STATUS: Destroyed (see No. 20, ZK-GFZ)

LOCATION: Hood Aerodrome, Masterton

No. 68 was imported into New Zealand and first flew here on the 25/10/69. It was imported for Dick Georgeson who flew it until the 30/03/70. It was then shipped to the states to compete at the 1970 worlds in Marfa Texas, where Dick placed 25th. It was in the states for the duration of these and flew a total of 72 hrs. It was then shipped back to New Zealand where Dick owned it until I think 14/08/71 (there is no record in the logbook of a change of owner, just the change in the person doing the entries and where it did its flights) The Canterbury Gliding club based at Christchurch in the south island owned it then until its accident on the 01/01/83 with a total of 1765 hrs. The note in the logbook note states that the glider landed inverted!!
The accident was due to a pilot getting an aerotow retrieve from an airstrip that had long grass on it. As he rolled on takeoff, he caught a wing and groundlooped but was going fast enough to get the thing inverted before hitting the ground and landing upside down. No damage to the pilot. Glider fuse badly damaged but wings only minor stuff.

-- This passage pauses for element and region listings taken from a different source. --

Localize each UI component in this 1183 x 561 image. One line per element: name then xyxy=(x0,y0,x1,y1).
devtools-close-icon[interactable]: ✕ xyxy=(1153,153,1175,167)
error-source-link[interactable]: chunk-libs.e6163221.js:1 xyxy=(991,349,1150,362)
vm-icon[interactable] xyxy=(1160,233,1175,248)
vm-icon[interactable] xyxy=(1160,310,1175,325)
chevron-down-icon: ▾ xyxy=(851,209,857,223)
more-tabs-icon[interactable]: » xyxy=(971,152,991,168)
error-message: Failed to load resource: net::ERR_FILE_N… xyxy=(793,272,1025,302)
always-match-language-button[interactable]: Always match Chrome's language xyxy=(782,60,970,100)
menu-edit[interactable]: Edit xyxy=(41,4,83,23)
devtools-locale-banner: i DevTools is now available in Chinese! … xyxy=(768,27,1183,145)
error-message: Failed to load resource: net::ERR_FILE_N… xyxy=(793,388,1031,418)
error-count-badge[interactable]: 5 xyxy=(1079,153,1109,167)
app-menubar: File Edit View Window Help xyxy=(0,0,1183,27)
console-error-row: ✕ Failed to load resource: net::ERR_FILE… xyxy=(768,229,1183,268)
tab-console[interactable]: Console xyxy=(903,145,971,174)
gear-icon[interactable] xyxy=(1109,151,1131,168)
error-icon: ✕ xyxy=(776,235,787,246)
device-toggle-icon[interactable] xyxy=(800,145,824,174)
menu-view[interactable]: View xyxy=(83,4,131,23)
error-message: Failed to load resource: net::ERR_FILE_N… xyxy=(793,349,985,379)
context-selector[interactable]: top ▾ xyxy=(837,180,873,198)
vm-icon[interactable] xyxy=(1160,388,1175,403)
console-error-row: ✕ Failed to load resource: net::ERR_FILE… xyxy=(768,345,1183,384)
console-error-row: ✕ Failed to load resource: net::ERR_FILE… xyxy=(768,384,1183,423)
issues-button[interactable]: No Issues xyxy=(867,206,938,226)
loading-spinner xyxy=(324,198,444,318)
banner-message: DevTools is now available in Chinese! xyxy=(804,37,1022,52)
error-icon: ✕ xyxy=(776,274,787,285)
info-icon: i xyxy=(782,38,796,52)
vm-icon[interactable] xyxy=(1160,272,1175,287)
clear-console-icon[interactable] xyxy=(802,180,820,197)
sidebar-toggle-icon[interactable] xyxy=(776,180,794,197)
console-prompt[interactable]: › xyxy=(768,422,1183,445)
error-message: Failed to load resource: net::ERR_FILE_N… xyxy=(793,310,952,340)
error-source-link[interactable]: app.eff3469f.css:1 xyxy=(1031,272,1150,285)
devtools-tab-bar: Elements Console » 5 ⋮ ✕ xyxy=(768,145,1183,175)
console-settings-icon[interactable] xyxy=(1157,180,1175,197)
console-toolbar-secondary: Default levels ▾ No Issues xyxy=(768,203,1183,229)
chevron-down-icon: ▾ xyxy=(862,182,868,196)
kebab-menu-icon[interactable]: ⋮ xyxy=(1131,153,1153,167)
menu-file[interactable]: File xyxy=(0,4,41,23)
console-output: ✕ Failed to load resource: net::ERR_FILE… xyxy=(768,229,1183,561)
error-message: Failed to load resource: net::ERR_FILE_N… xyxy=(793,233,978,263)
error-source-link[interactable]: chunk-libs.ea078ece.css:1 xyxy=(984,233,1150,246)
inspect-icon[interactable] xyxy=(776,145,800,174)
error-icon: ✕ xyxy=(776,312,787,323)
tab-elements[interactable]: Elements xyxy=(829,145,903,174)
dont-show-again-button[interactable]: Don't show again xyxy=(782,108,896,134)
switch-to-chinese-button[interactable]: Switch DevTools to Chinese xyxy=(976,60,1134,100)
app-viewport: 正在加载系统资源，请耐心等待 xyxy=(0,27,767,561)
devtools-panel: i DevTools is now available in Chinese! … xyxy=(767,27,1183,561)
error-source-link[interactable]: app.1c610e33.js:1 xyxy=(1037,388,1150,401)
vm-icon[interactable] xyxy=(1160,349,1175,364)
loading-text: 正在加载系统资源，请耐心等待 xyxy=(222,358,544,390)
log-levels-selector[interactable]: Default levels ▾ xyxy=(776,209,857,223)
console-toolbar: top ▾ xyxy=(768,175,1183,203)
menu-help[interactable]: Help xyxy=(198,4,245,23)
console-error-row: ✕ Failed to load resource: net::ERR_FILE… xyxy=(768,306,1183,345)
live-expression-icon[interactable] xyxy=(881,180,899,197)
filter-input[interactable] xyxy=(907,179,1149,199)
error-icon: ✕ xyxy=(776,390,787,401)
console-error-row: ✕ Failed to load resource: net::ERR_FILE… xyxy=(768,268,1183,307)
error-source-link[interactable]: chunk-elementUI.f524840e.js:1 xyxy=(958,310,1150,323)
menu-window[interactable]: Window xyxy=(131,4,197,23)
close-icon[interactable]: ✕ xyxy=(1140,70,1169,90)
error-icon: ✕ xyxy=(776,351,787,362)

Back in the late seventies a club pilot was flying it from his home base in Westerly wave conditions (which we get a fair bit of down here) and hit some bad rotor turbulence. He was rolled nearly inverted and then slammed the right way up again but during it badly damaged his back. He flew back to the airfield and had to be assisted from the glider and was sent to hospital with bad spinal injuries. The cause was put down to by the feds as the straps not being tight enough and when the pilot tried to do them up all he could tighten was the shoulder part. The lap straps where pulled up his chest allowing his lower back to basically be unrestrained. After this the club installed a better harness system that you can pull on the lap strap better and turned it into a five point harness which is now in ZK-GVZ (No. 20).